Löslichkeit in Wasser bzw. Fett

Neben diesen allgemeinen Größen lassen sich für die Einschätzung der Gefährdung durch diese Stoffe aber auch spezielle sicherheitstechnische Kennzahlen bestimmen. Diese dienen zur Beschreibung des physikalisch-chemischen Verhaltens von Substanzen, um ihre potentiellen Explosionsgefahren zu bewerten. In den seltensten Fällen handelt es sich bei den Kennzahlen um reine Stoffkonstanten.

Die einzelnen sicherheitstechnischen Kenngrößen sind dabei historisch gewachsen, dadurch sind die Messvorschriften zum Teil nicht praxisnah und sinnvoll.
Zudem hängen die Kennzahlen auch von der jeweiligen Messmethode ab. Zur Vergleichbarkeit der Kennzahlen werden sie mit normierten Messmethoden ermittelt. Die Tests zur Bestimmung der Kennzahlen sind dahingehend optimiert, dass die Kennzahlen, die die Entzündungswilligkeit eines Stoffes beschreiben, Minimalwerte annehmen und die Kennzahlen, die die Auswirkungen von Explosionen beschreiben, Maximalwerte annehmen. Man muss diese als verbindliche Konvention annehmen, mit der ein Experte auf diesem Gebiet eine Beurteilung von Explosionsgefahren bei einer gegebenen Situation abgeben kann.

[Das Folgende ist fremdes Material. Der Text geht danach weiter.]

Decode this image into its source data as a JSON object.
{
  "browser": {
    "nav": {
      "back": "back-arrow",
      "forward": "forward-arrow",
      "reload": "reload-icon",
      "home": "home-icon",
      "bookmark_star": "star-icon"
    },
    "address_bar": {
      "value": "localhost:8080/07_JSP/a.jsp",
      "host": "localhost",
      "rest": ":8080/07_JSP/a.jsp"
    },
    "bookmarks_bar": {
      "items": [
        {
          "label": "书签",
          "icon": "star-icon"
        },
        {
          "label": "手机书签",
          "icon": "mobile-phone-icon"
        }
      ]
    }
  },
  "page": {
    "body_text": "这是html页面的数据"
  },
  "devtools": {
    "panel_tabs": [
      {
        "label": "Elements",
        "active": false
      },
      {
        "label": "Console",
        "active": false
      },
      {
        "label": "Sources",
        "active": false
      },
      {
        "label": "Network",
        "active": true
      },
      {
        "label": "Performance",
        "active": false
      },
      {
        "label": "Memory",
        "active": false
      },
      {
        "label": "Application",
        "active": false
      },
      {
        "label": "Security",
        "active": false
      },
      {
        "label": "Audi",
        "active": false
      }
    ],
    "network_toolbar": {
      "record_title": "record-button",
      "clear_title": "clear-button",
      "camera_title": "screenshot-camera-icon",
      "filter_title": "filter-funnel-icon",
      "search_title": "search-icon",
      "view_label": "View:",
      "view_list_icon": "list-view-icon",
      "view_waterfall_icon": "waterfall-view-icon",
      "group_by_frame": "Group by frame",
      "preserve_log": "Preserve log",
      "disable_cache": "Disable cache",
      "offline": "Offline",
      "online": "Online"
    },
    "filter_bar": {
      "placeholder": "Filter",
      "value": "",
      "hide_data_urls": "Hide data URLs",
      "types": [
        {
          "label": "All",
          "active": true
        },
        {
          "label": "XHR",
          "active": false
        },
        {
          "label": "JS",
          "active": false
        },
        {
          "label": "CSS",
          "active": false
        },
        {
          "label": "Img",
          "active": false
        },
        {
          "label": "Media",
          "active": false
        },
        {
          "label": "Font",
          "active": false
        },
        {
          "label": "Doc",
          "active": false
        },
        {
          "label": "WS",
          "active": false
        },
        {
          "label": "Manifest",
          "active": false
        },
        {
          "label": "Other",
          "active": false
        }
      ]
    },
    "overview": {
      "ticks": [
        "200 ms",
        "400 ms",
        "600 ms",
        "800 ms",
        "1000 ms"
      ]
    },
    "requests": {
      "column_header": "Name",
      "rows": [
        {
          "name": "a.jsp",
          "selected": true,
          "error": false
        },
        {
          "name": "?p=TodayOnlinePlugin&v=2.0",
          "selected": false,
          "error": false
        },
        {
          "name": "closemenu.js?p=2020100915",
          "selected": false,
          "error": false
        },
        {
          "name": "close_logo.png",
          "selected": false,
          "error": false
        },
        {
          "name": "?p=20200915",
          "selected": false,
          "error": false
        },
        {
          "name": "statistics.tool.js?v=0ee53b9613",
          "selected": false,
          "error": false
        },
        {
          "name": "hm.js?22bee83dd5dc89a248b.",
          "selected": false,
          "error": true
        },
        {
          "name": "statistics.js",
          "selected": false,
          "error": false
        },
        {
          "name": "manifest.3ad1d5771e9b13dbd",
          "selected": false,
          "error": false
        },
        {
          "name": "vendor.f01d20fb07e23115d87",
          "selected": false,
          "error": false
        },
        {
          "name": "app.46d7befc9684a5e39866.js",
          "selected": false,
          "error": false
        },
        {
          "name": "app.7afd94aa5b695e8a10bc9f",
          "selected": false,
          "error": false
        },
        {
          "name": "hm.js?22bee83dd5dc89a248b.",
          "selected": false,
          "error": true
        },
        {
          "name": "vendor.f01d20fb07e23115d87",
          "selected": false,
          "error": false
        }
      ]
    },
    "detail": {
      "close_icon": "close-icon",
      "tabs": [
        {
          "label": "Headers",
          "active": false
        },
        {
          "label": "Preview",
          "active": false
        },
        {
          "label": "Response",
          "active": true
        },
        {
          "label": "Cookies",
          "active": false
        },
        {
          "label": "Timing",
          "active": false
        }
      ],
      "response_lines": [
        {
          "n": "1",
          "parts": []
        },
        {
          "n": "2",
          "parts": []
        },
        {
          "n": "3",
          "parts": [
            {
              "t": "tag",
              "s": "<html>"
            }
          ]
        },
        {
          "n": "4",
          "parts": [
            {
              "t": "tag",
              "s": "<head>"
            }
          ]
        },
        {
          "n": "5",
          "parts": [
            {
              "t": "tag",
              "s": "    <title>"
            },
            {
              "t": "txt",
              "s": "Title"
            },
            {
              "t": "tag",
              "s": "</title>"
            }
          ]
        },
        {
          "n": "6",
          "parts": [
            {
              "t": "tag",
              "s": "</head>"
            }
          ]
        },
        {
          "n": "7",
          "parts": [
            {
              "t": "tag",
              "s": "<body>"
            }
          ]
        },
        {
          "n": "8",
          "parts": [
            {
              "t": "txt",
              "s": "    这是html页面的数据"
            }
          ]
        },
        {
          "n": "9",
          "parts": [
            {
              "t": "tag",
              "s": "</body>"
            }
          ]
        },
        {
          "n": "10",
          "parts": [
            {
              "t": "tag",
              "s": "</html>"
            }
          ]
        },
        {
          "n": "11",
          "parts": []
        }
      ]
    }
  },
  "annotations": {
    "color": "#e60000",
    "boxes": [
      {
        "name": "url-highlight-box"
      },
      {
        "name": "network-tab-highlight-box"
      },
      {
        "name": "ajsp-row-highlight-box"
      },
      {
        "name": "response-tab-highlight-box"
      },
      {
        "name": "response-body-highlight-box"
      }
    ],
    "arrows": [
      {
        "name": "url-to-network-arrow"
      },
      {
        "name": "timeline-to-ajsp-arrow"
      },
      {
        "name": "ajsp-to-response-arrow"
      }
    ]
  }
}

Sicherheitstechnische Kennzahlen brennbarer Gase und Flüssigkeiten

Dem Umgang mit brennbaren Gasen und Dämpfen muss eine besondere Aufmerksamkeit aus sicherheitstechnischer Sicht geschenkt werden. Die bei einer explosionsartig ablaufenden Reaktion auftretenden Temperaturen können 1000 °C und mehr erreichen. Der Druck erreicht im Mittel etwa den 8 bis 10-fachen Wert des Ausgangsdrucks.

Für die einzelnen verfügbaren Schutzprinzipien müssen nicht alle Kennzahlen bestimmt werden. In der nachfolgenden Tabelle sind in Abhängigkeit vom angestrebten Schutzkonzept die jeweils wichtigsten zu beachtenden Kenngrößen aufgeführt.

Im Einzelnen sollen dabei jeweils die einzelnen Kenngrößen definiert und die Messverfahren vorgestellt werden. Dabei soll auch auf die bei den einzelnen Größen unter Umständen zu beachtenden Abhängigkeiten von der Temperatur, dem Druck und der Konzentration eingegangen werden.

Schutzkonzept

Schutzmaßnahme

 

Zu beachtende Kenngröße

Primär

Vermeiden oder Einschränken von Stoffen, die explosionsfähige Atmosphäre zu bilden vermögen

 

 

Maßnahmen, welche eine Bildung gefährlicher explosionsfähiger Atmosphäre verhindern oder einschränken (Vermeiden explosionsfähiger Atmosphäre)

Konzentrationsbegrenzung

Explosionsgrenzen bzw. unterer und oberer Explosionspunkt, Flammpunkt

Inertisierung

Sauerstoffgrenzkonzentration

Sekundär

Maßnahmen, welche die Entzündung gefährlicher explosionsfähiger Atmosphäre verhindern

 

Mindestzündenergie, Zündtemperatur,   exotherme Zersetzung, elektrostatisches Verhalten

Tertiär

Konstruktive Maßnahmen, welche die Auswirkung einer Explosion auf ein unbedenkliches Maß beschränken (Konstruktiver Explosionsschutz)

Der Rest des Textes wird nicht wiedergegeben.